Parasound – Much bigger soundstage and frequency extension with tighter bass, not quite as refined as the more expensive ‘stages – more real sound – good with music – trouble with noise with proximity to the preamp, one of the best bangs for the buck.
Pass Labs – conveyed the timing almost as well as any other phono stage, but did not have quite as good a sound stage.
Boulder 508 – wow for the price.
Aesthetix was warmer, less tight, and some liked the sound – beautiful sound.
Boulder 1008 – phenomenal – more musical with shimmer.
CH Precision – most detailed, musical and biggest sound stage, the most information with the least amount of noise.
Additionally, here’s a nice write-up by Alex, providing his thoughts the phono stages (note much of the comments are from additional listening and comparisons using some different music tracks after the initial comparisons):
I preferred the Pass Labs because of its timing, the presentation of Miles Davis So What from Kind of Blue, had a driving undeniable beat, I was out of my chair swinging to it. Does it have the clarity of fine detail that the Boulder 508 can present? I don’t know. The 508 was very close to the CH in that regard. The Nana Mouskouri track “Song for Liberty” has a minute or so in which she is accompanied by 5 or 6 other singers. Played through the CH it was easy to hear the individual voices, the 508 with Fred’s power cord (covered in ferrite blocks from end to end,) was very close. I would have liked to hear that track with the Pass Labs, the Parasound, and the Stellar. The 508 seems to lack a bit of weight compared to the bigger Boulder 1008 (My vote for best overall, but so overkill for the rest of my system.)

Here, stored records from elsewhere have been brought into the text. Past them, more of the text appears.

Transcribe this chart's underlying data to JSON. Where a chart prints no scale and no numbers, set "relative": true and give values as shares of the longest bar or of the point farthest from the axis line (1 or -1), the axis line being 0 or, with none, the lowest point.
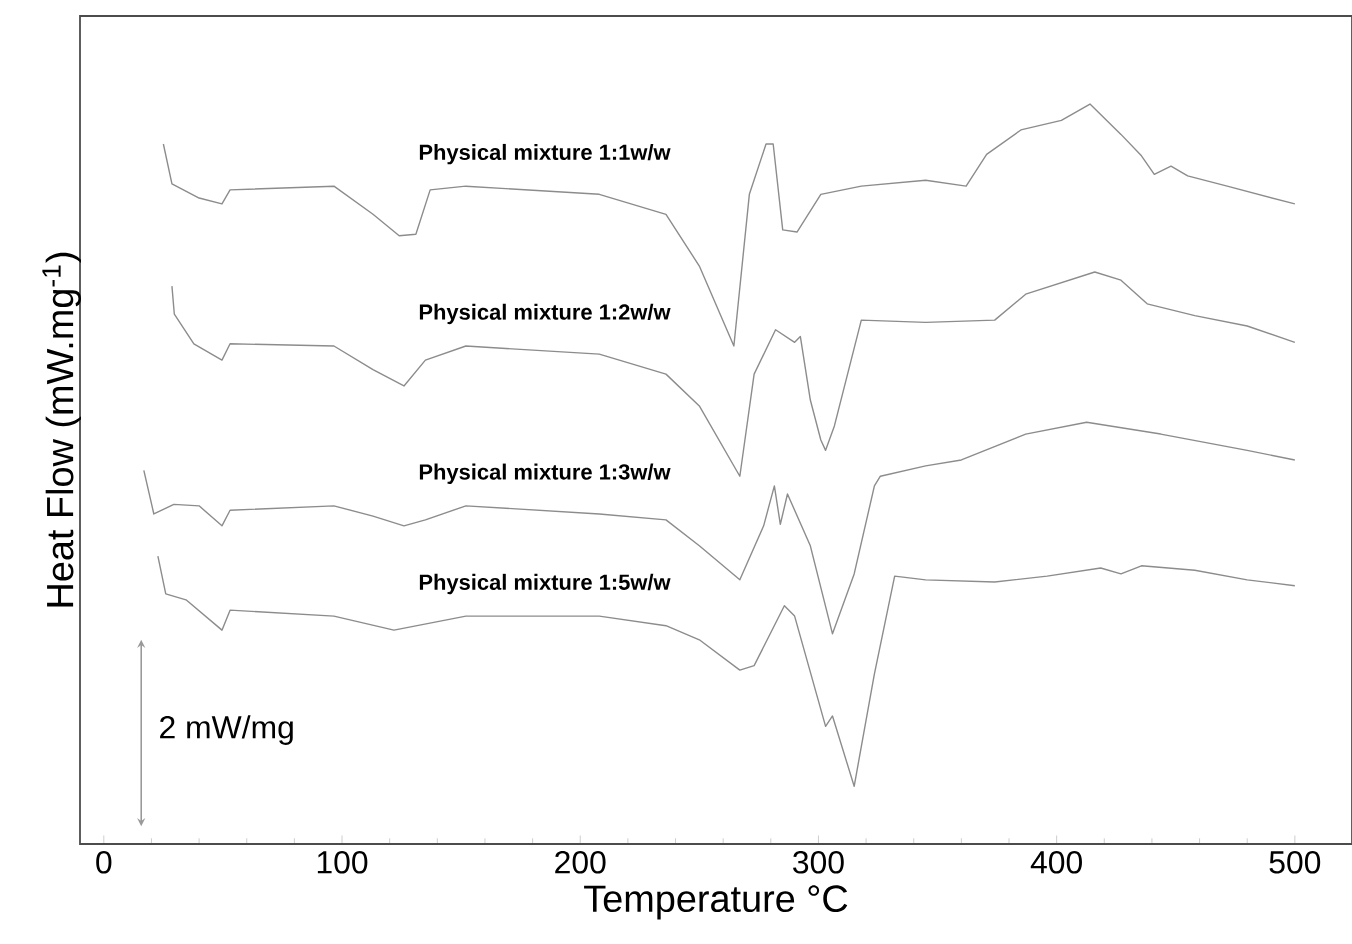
{
  "chart_data": {
    "type": "line",
    "xlabel": "Temperature  °C",
    "ylabel": "Heat Flow (mW.mg$^{-1}$)",
    "relative": true,
    "xlim": [
      -10,
      524
    ],
    "xticks": [
      0,
      100,
      200,
      300,
      400,
      500
    ],
    "grid": false,
    "legend": false,
    "marker": "none",
    "line_style": "solid",
    "annotations": [
      "2 mW/mg"
    ],
    "series": [
      {
        "name": "Physical mixture 1:1w/w",
        "color": "#8c8c8c",
        "x": [
          25,
          28.6,
          40,
          49.6,
          53,
          96.6,
          113,
          124,
          131,
          137,
          152,
          208,
          236,
          250,
          264.5,
          271,
          278,
          281,
          285,
          291,
          301,
          318,
          345,
          362,
          370.6,
          385,
          402,
          414,
          427,
          435.6,
          441,
          448,
          455,
          471.6,
          500
        ],
        "values": [
          0.946,
          0.892,
          0.873,
          0.865,
          0.884,
          0.889,
          0.851,
          0.822,
          0.824,
          0.884,
          0.889,
          0.878,
          0.851,
          0.781,
          0.673,
          0.878,
          0.946,
          0.946,
          0.83,
          0.827,
          0.878,
          0.889,
          0.897,
          0.889,
          0.932,
          0.965,
          0.978,
          1.0,
          0.959,
          0.93,
          0.905,
          0.916,
          0.903,
          0.889,
          0.865
        ]
      },
      {
        "name": "Physical mixture 1:2w/w",
        "color": "#8c8c8c",
        "x": [
          28.6,
          29.6,
          37.8,
          49.6,
          53,
          96.6,
          113,
          126,
          135,
          152,
          208,
          236,
          250,
          267,
          273,
          282,
          290,
          292.4,
          296.6,
          301,
          303,
          306.7,
          318,
          345,
          374,
          387,
          416,
          427,
          438,
          458,
          480,
          500
        ],
        "values": [
          0.754,
          0.716,
          0.676,
          0.654,
          0.676,
          0.673,
          0.641,
          0.619,
          0.654,
          0.673,
          0.662,
          0.635,
          0.592,
          0.497,
          0.635,
          0.695,
          0.678,
          0.686,
          0.6,
          0.546,
          0.532,
          0.565,
          0.708,
          0.705,
          0.708,
          0.743,
          0.773,
          0.762,
          0.73,
          0.714,
          0.7,
          0.678
        ]
      },
      {
        "name": "Physical mixture 1:3w/w",
        "color": "#8c8c8c",
        "x": [
          16.8,
          21,
          29.4,
          40,
          49.6,
          53,
          96.6,
          113,
          126,
          135,
          152,
          208,
          236,
          250,
          267,
          277,
          281.5,
          284,
          287,
          296.6,
          305.9,
          315,
          323.5,
          326,
          345,
          360,
          387,
          412.6,
          443.7,
          480,
          500
        ],
        "values": [
          0.505,
          0.446,
          0.459,
          0.457,
          0.43,
          0.451,
          0.457,
          0.443,
          0.43,
          0.438,
          0.457,
          0.446,
          0.438,
          0.403,
          0.357,
          0.43,
          0.484,
          0.432,
          0.473,
          0.403,
          0.284,
          0.365,
          0.484,
          0.497,
          0.511,
          0.519,
          0.554,
          0.57,
          0.554,
          0.532,
          0.519
        ]
      },
      {
        "name": "Physical mixture 1:5w/w",
        "color": "#8c8c8c",
        "x": [
          22.7,
          26,
          34.5,
          49.6,
          53,
          96.6,
          121.8,
          152,
          208,
          236,
          250,
          267,
          273,
          285.7,
          290,
          303,
          305.9,
          315,
          323.5,
          332,
          345,
          374,
          396,
          418.5,
          427,
          435.6,
          458,
          480,
          500
        ],
        "values": [
          0.389,
          0.338,
          0.33,
          0.289,
          0.316,
          0.308,
          0.289,
          0.308,
          0.308,
          0.295,
          0.276,
          0.235,
          0.241,
          0.322,
          0.308,
          0.159,
          0.173,
          0.078,
          0.23,
          0.362,
          0.357,
          0.354,
          0.362,
          0.373,
          0.365,
          0.376,
          0.37,
          0.357,
          0.349
        ]
      }
    ]
  }
}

If you have time, play the Nana Mouskouri track through each phono stage, can you hear each voice clearly or is it a blur? Then play So What, does it have a driving beat to the end or is it overwhelmed by the beautiful playing of extraordinary musicians. These two recordings are perfect for this because the results are obvious, the singers are clearly audible or a bit of a blur, the beat holds up or it doesn’t. I look forward to hearing about your observations.
My guess is the Stellar may present the multiple voices clearly but with less weight than the 508, and drops the beat on So What.
The Parasound may be the sweet spot, rendering the voices with a very slight blur and maintaining the beat during So What. And the Pass Labs, how does it present the voices?
For me, I am willing to give up a bit of clarity for more drive. Dennis A. would prefer the opposite, more resolution and clarity and less of the beat. His favorite was the 508.
All the best, Alex”
* Haniwa HCTR Mk 1 cartridge (very low impedance with a suggested load at about 100 ohms) mounted on a Basis Audio 2500 Turntable with the Calibrator Base and Synchro-WavePower Supply. Pass Labs XP-32 preamp, two Pass Labs XA-30.5 amps and one Pass Labs X-250.5 amp powering Linkwitz Orion 4 speakers.
Signature Series Hybrid power cords and Mamushi magnetically shielded Hybrid XLR interconnects supplied by Snake River Audio were used to power the preamp and some of the phono stages, and to connect the phono stages to the preamp.